On ne fait pas que dépanner la voiture, il y a vraiment un suivi derrière: une fois arrivé au garage on décharge le véhicule et on contacte l'assistance pour que les clients soient rapatriés. Les clients choisissent s'ils veulent que leur véhicule réparé soit livré dans un garage ou une concession de leur choix. Donc il faut les appeler, et puis après il y a l'attente du taxi… En ce moment tout le monde est débordé donc souvent les assistances nous laissent nous débrouiller seuls pour trouver le garage de livraison du véhicule et le taxi.

"Des cartes postales pour nous remercier"

En interventions, on a de tout et on en voit parfois de belles. Il y a les clients qui ne sont pas contents parce leur voiture est récente, parce que ça leur gâche les vacances. Donc quand on arrive, on absorbe leur colère. On se fait engueuler. Ils ont l'impression qu'on se fait du beurre sur leur malheur. Après, il faut les comprendre, ils travaillent 11 mois dans l'année pour se payer des vacances, ils doivent arriver à l'heure pour prendre leurs locations de vacances, il y a des bateaux à prendre, les enfants qui s'impatientent…
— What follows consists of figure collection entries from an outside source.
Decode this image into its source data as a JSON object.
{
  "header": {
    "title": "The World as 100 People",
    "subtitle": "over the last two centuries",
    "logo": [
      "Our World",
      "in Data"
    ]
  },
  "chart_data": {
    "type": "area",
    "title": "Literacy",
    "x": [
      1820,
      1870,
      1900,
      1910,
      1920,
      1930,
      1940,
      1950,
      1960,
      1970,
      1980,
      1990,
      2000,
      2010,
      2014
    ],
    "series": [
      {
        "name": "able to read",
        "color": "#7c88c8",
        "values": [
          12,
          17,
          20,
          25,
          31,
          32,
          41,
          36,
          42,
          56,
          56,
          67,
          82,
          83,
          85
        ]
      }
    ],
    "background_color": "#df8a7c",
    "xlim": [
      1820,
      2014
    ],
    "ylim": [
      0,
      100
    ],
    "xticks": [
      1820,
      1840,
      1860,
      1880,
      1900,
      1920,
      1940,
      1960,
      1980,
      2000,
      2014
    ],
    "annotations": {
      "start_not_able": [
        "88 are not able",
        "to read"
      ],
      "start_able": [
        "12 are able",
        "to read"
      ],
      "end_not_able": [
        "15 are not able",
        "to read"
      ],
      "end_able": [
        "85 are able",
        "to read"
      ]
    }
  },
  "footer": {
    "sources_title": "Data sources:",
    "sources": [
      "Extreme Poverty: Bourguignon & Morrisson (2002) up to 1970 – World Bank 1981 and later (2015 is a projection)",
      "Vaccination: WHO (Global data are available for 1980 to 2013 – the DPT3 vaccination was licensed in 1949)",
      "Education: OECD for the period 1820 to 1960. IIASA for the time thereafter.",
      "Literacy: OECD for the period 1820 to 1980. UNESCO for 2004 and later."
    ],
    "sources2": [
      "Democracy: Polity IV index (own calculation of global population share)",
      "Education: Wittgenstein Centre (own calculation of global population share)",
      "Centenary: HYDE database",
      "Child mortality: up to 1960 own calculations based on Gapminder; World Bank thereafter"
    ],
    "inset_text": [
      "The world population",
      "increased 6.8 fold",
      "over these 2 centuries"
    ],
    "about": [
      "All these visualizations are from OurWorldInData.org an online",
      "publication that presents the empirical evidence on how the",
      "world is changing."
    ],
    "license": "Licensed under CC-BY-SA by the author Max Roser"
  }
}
Et puis il y a les gens qui nous accueillent à bras ouverts parce qu'ils vont pouvoir être évacués. C'est arrivé que des gens fassent un crochet pour venir au garage pour nous saluer quand ils repassent l'année suivante. D'autres qui nous envoient des cartes postales ou des mails pour nous remercier. C'est plaisant et gratifiant, on se dit qu'on a été utile. C'est ça qui me plaît dans ce métier.

"Parfois, on se fait peur en intervention"

C'est un métier dangereux. Quand on est sur le bord de la route, croyez-moi on se rend compte de la vitesse. Parfois c'est chaud. Quand on est sur la bande d'arrêt d'urgence et qu'une voiture vous frôle à 130, ça fait bizarre. Et les poids-lourds, ça secoue… Il faut travailler vite, être très rapide tout en regardant l'environnement, et ne pas abîmer la voiture en l'accrochant à la dépanneuse. Parfois on se fait peur. Intervenir avec efficacité et rapidité plusieurs fois d'affilée nécessite de rester sur le qui-vive, parce qu'à un moment s'installe une petite routine et c'est là que l'attention baisse et qu'on peut faire des bêtises: ne pas faire attention à une voiture qui arrive en remontant dans la dépanneuse ou quand on manoeuvre.

On a des bandes réfléchissantes, des gyrophares, mais les gens roulent sans se poser de questions. Fréquemment, il y a des automobilistes qui nous klaxonnent en passant à côté, parce qu'ils estiment qu'on les gêne. Je n'ai jamais eu d'accident, mais des dépanneurs fauchés cela arrive. J'en parle à mes gars, je leur mets la pression pour qu'ils soient toujours sur le qui-vive, jamais dans la routine."